Dr. Donnenfeld also presented positive results from a phase III study investigating another investigational one-time corticosteroid medication, IBI-10090 (Dexycu, Icon Bioscience). IBI-10090 is a novel, bioabsorbable drug-delivery product for anterior chamber intracameral placement of dexamethasone. It is given as a single 5 µL injection after the completion of cataract surgery.
The study Dr. Donnenfeld presented showed IBI-100090 demonstrated similar efficacy and safety compared with “standard of care”-topical prednisolone acetate 1.0% four times daily as standard of care.
The third phase III study of the dexamethasone intracanalicular insert was conducted after the first two phase III studies generated mixed results for the inflammation primary endpoint.
The third trial randomly assigned 438 patients undergoing clear corneal cataract surgery 1:1 to receive the dexamethasone insert or a placebo drug delivery vehicle. Patients were followed for 45 days at visits scheduled on days 2, 4, 8, 14, 30, and 45 after surgery.
Primary endpoints were absence of pain in the study eye at day 8 and absence of anterior chamber cells at day 14. The difference between study groups for both endpoints was highly statistically significant (p < 0.0001) favoring the dexamethasone insert, Dr. Donnenfeld reported.
At day 8, 79.6% of patients in the dexamethasone insert group compared with 61.3% of control patients achieved absence of ocular pain. Absence of anterior cell inflammation at day 14 was achieved in 52.3% of dexamethasone insert eyes and 31.2% of eyes in the control group.
Analyses of secondary endpoints also showed treatment benefits. At all study visits through day 30, a significantly higher proportion of patients in the dexamethasone insert group compared with controls were free of ocular pain. Beginning at day 4 and at all subsequent follow-up visits, a significantly higher proportion of patients in the dexamethasone insert group compared with controls had absence of anterior chamber cells.

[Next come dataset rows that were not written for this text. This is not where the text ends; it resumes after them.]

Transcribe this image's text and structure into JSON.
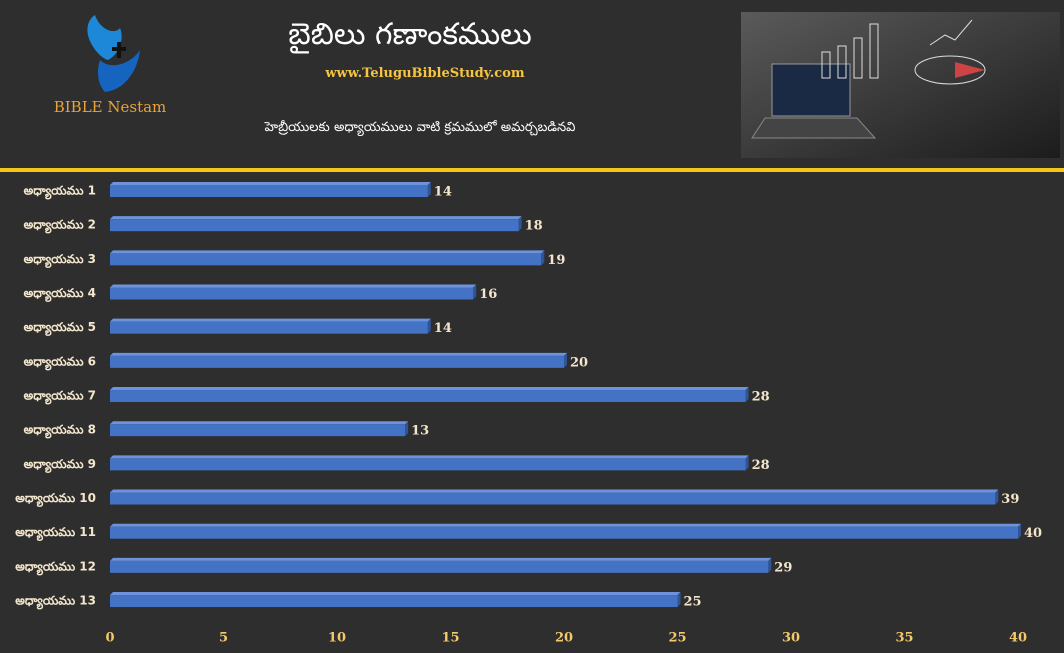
{
  "header": {
    "logo_text": "BIBLE Nestam",
    "title": "బైబిలు గణాంకములు",
    "website": "www.TeluguBibleStudy.com",
    "subtitle": "హెబ్రీయులకు అధ్యాయములు వాటి క్రమములో అమర్చబడినవి"
  },
  "chart_data": {
    "type": "hbar",
    "color": "#4472c4",
    "categories": [
      "అధ్యాయము 1",
      "అధ్యాయము 2",
      "అధ్యాయము 3",
      "అధ్యాయము 4",
      "అధ్యాయము 5",
      "అధ్యాయము 6",
      "అధ్యాయము 7",
      "అధ్యాయము 8",
      "అధ్యాయము 9",
      "అధ్యాయము 10",
      "అధ్యాయము 11",
      "అధ్యాయము 12",
      "అధ్యాయము 13"
    ],
    "values": [
      14,
      18,
      19,
      16,
      14,
      20,
      28,
      13,
      28,
      39,
      40,
      29,
      25
    ],
    "xlim": [
      0,
      40
    ],
    "xticks": [
      0,
      5,
      10,
      15,
      20,
      25,
      30,
      35,
      40
    ]
  }
}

Presenting the primary efficacy results from all three trials, Dr. Donnenfeld noted there was consistent benefit for the dexamethasone insert to significantly increase the proportion of patients who were free of ocular pain at day 8 compared with control. About 80% of patients receiving the dexamethasone insert achieved that stringent endpoint.

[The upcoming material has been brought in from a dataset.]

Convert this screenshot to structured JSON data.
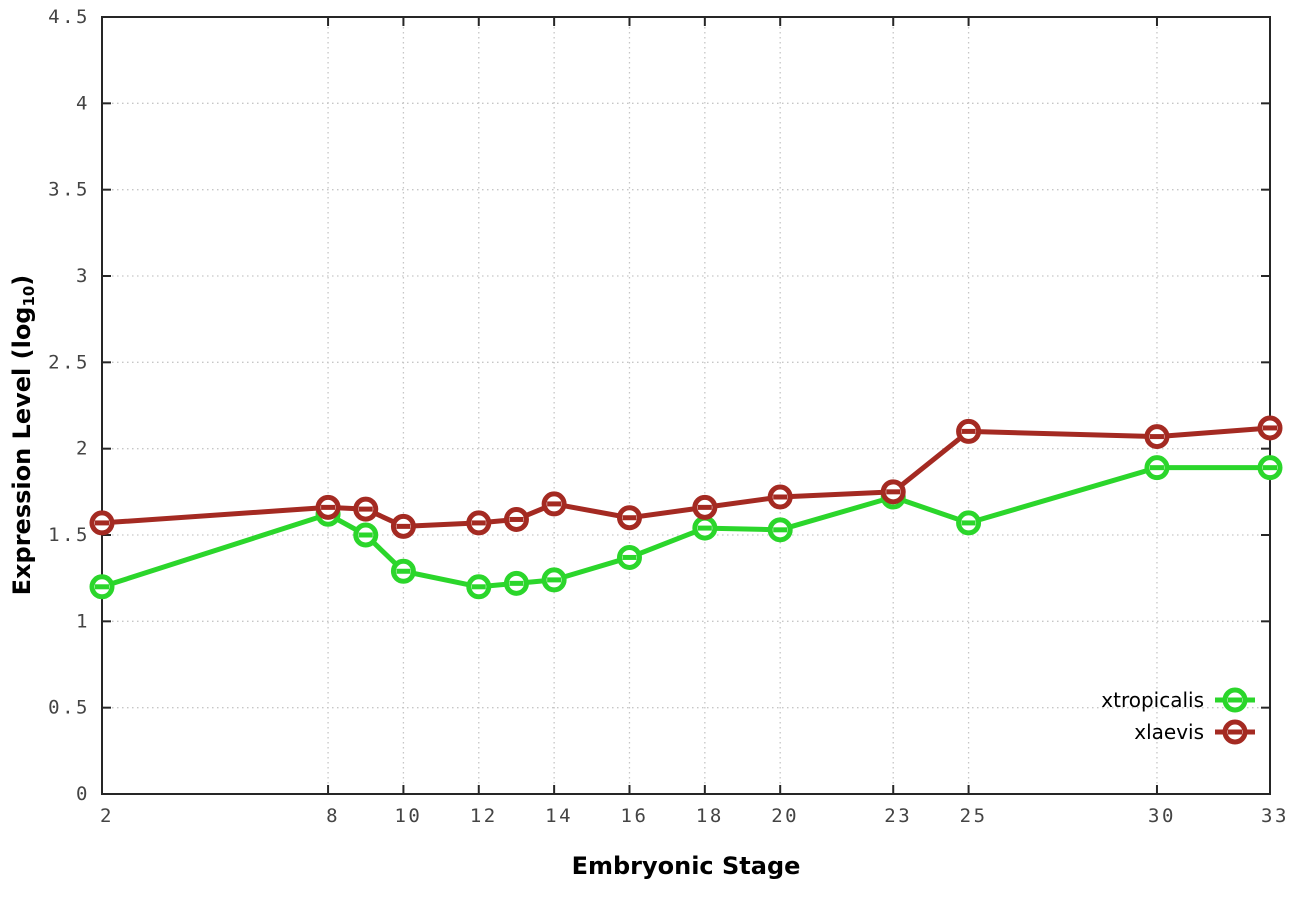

“Pain after cataract surgery is not to be looked at lightly because it is how patients judge the effectiveness of the operation,” Dr. Donnenfeld said.
The safety review showed no serious treatment-related adverse events, and the insert was well-tolerated as no patients withdrew from the study because of an adverse event. The only ocular adverse events observed in >5% of eyes were eye inflammation and increased IOP. The incidence of eye inflammation was 8.3% in the dexamethasone insert group and 20.4% in the control eyes. Increased IOP rates were 7.4% in the dexamethasone insert group and 2.7% in the controls.
“Both novel dexamethasone products seem to be in the sweet spot for controlling inflammation and minimizing problems with IOP spikes,” Dr. Donnenfeld said. “Overwhelming inflammation with a corticosteroid may be very effective, but the trade-off is that it will cause more IOP spikes. The flip side for having a little lower efficacy is a lot more safety.”
Dr. Donnenfeld is a consultant to Icon Bioscience.